Tant pour maintenir et créer des emplois que pour préserver la terre nourricière, il est urgent de refonder la politique foncière, affirme dans une tribune au « Monde » un collectif de dix organisations actives dans l’agriculture, le logement et le développement.
Tribune. De nombreuses voix s’élèvent avec raison contre les incendies en forêt amazonienne dont les causes sont structurelles et mondiales. Au même titre qu’il faut en combattre les effets là-bas, il convient de s’insurger contre la destruction des terres agricoles en France et en Europe. L’abandon du projet Europa City est à cet égard un bon signal, mais ne suffit pas : chaque jour l’agriculture française perd plus de 100 hectares et vingt emplois.
Parce que les espaces agricoles et forestiers sont à la fois limités et indispensables à la vie de chacune et chacun d’entre nous, ils constituent un patrimoine commun. A l’échelle mondiale, ce patrimoine procure 97 % des calories alimentaires consommées par l’humanité. Or, la production alimentaire sera de plus en plus affectée par le dérèglement climatique et l’érosion de la biodiversité.
Il est donc impératif de préserver ces espaces, tant en quantité qu’en qualité. Ce sont eux qui captent et séquestrent le carbone et qui accueillent la biodiversité. La préservation de ces espaces dès maintenant est la condition d’un système alimentaire mondial sain et durable pour demain.
La France et l’accaparement foncier
En bilan net, l’Union européenne importe depuis d’autres pays l’équivalent de la production agricole de plus de 20 % de ses propres surfaces agricoles ; raison de plus pour arrêter le déversement de béton et de bitume sur les terres agricoles ici. Comment pouvons-nous appeler des pays tiers à arrêter leur déforestation tout en étant toujours plus demandeurs de leur soja, de leurs agrocarburants ou de leur huile de palme, notamment à force de détruire les terres agricoles en Europe et en France ?
La France est à ce jour le 9e pays responsable d’accaparement foncier au niveau mondial.
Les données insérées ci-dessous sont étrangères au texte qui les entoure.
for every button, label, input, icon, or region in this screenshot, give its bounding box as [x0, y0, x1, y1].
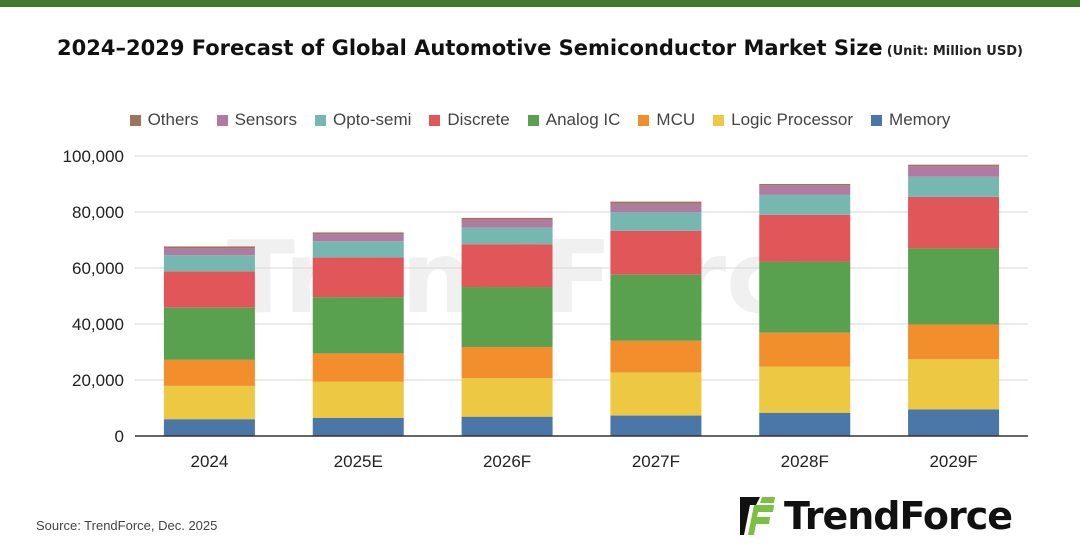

Ici comme ailleurs, notre gouvernement doit donc prendre la pleine mesure de sa responsabilité foncière.
Le foncier est un patrimoine commun qui doit être partagé entre de nombreux paysans et paysannes pour y pratiquer une agriculture durable et protectrice de la biodiversité et de la santé des sols. Aujourd’hui, les terres se concentrent au profit d’une agriculture industrielle forte consommatrice de capital, d’énergie et d’intrants.
Une part de plus en plus grande de la valeur ajoutée et du revenu agricole est captée par la sphère financière à travers le montage de sociétés commerciales et de fonds d’investissement, ou encore de l’endettement croissant auprès des banques de producteurs poussés à acheter des matériels toujours plus puissants.